Spread the word. You might know other people who are interested in participating. Let them know what is happening and how to participate. A large group of interested people who show up at a public meeting can have a significant impact on the outcome and media coverage. It can also be a way for people to connect and build community. This way, people can let one another keep track of what’s happening and share ideas and chances to participate.

Consider media involvement. More details about the media are in the Media Advocacy Guide. Consider inviting reporters or prominent bloggers. Talk to them about the issue, why it’s important to their audience, what’s at stake, and why you’re involved. Use similar talking points like you would use for public comment. The more the reporter or blogger knows beforehand, the better and more accurate the resulting story is likely to be.

Follow up

Whether it’s a state agency or the legislature, the government is required to keep records of all the comments submitted. Sometimes, the government has to respond in writing to the comments. When meetings happen, they’re often recorded or transcribed (written down word-for-word). All of this information is usually available to the public.

Get the information that the public provided. You can make public record requests to get all the written comments offered on an issue. Sometimes, agencies or legislatures will publish those comments on their websites. You can also request hearing recordings or transcripts. Doing this can help you see what other people think about the proposal, give you the names of people who agree with your position, and get a statement from the agency staff about what the proposal will or will not do.

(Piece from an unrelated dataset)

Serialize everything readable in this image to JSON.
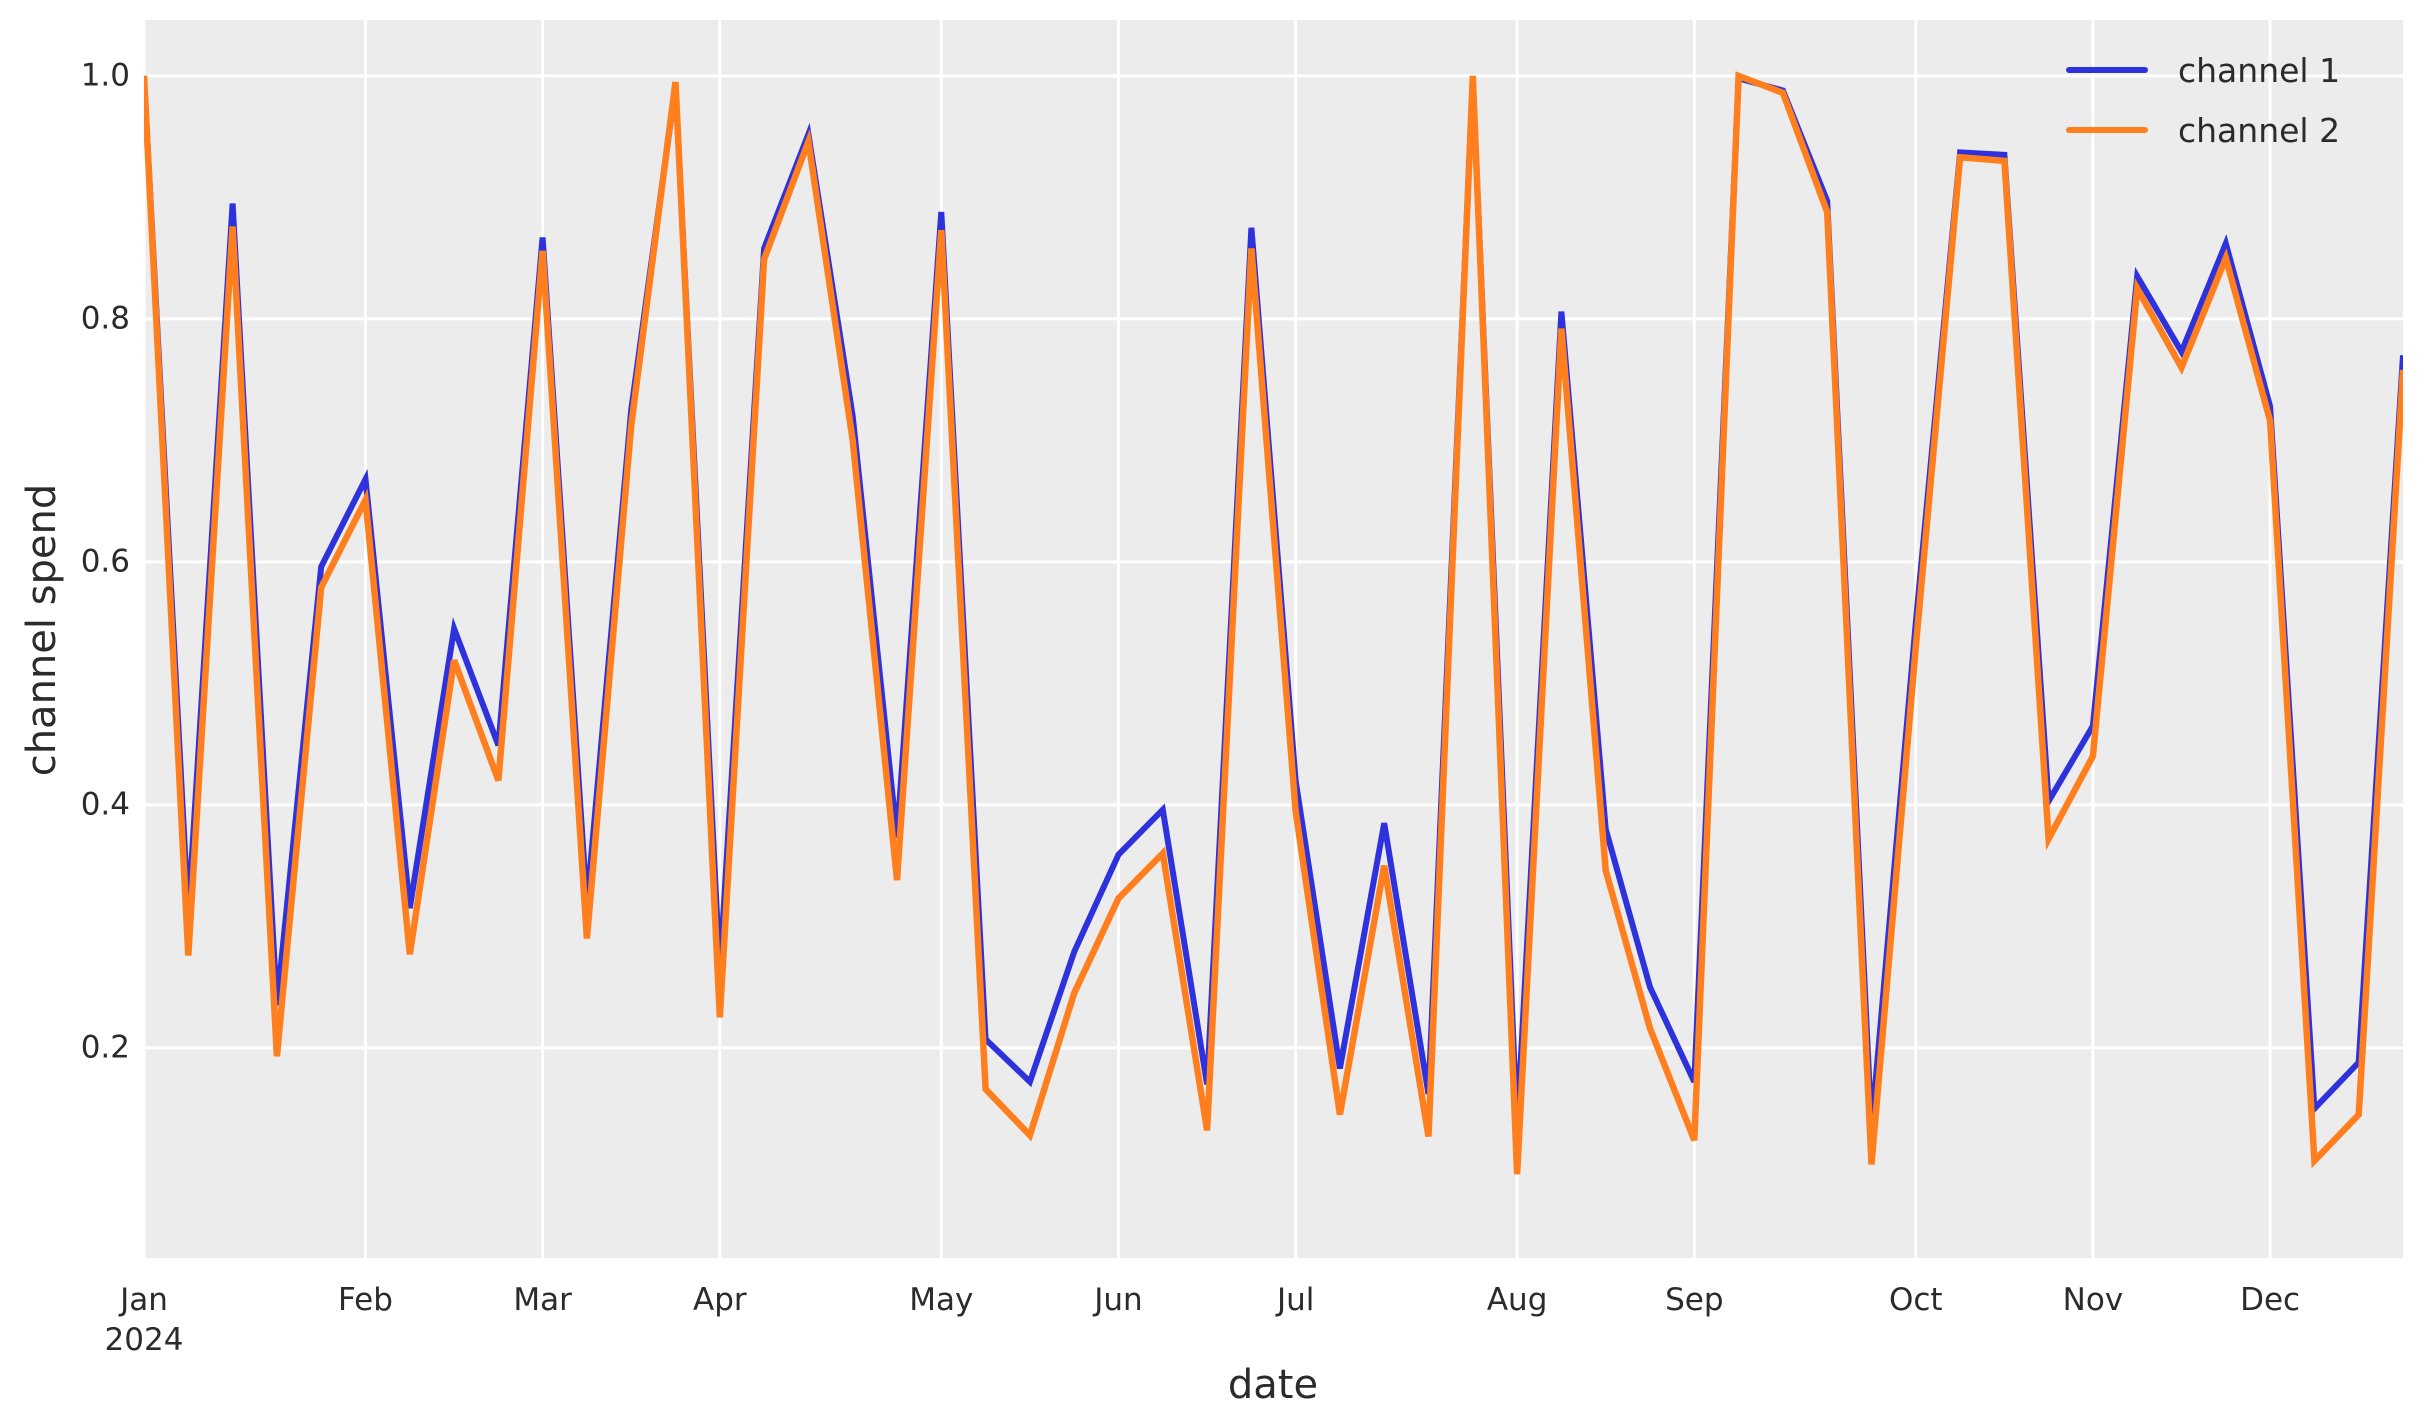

Get the government’s response. Often, if there is a formal comment period (like on a proposed rule), state agencies will have to respond in writing to the public comments. They usually have a set period (like 30 days) to do so. This does not mean they have to respond to every comment individually, but they should have to provide at least a summary that responds in general to the comments. You can get the response through a public records request. If the legislature was involved, the legislators probably do not have to respond in writing, but you can see what legislators said in response at public meetings through recordings or transcripts of those meetings.

Figure out if the government changed the policy, rule, or contract. It is possible that the government took the public comments seriously and changed something in response. The government will usually publish this information in the final rule, contract, or policy, but it might not be obvious. Try to find out if this happened by finding the final rule, contract, or policy. Then, compare it to the original proposed rule, contract, or policy to see if there was a change that addressed your concerns.

Keep fighting if needed

Although it is possible that the government will change its position in response to public comments, it is unlikely that the change really answers your main concerns. So, you may have to keep fighting through public education campaigns, group actions, lawsuits, or other tactics. But your efforts so far are not wasted. You probably got good information about what is happening. You gave the government information about your concerns and pointed out the risks (in some cases, your public comments might form the basis for a lawsuit). You might have started letting legislators and the media know about the issue. And you started making new relationships. These are all steps to build on.


This guide covers a lot of possible tactics you can use in your advocacy. There is no one-size-fits-all approach, and we are not recommending or encouraging any specific action. Consider what is right for your situation and try it out. Please let us know how your tactics work out and share ideas for improving this guide by contacting us.

Note: If you are an advocate who works for an organization funded by the Legal Services Corporation, these advocacy tactics are still available, but you must consider federal regulations. For a discussion of the applicable regulations and examples of permissible advocacy, please see this article: Soren Dal Rasmussen and Kevin De Liban, Narrating Justice: Client-Centered Media Advocacy, Clearinghouse Community, August 2018.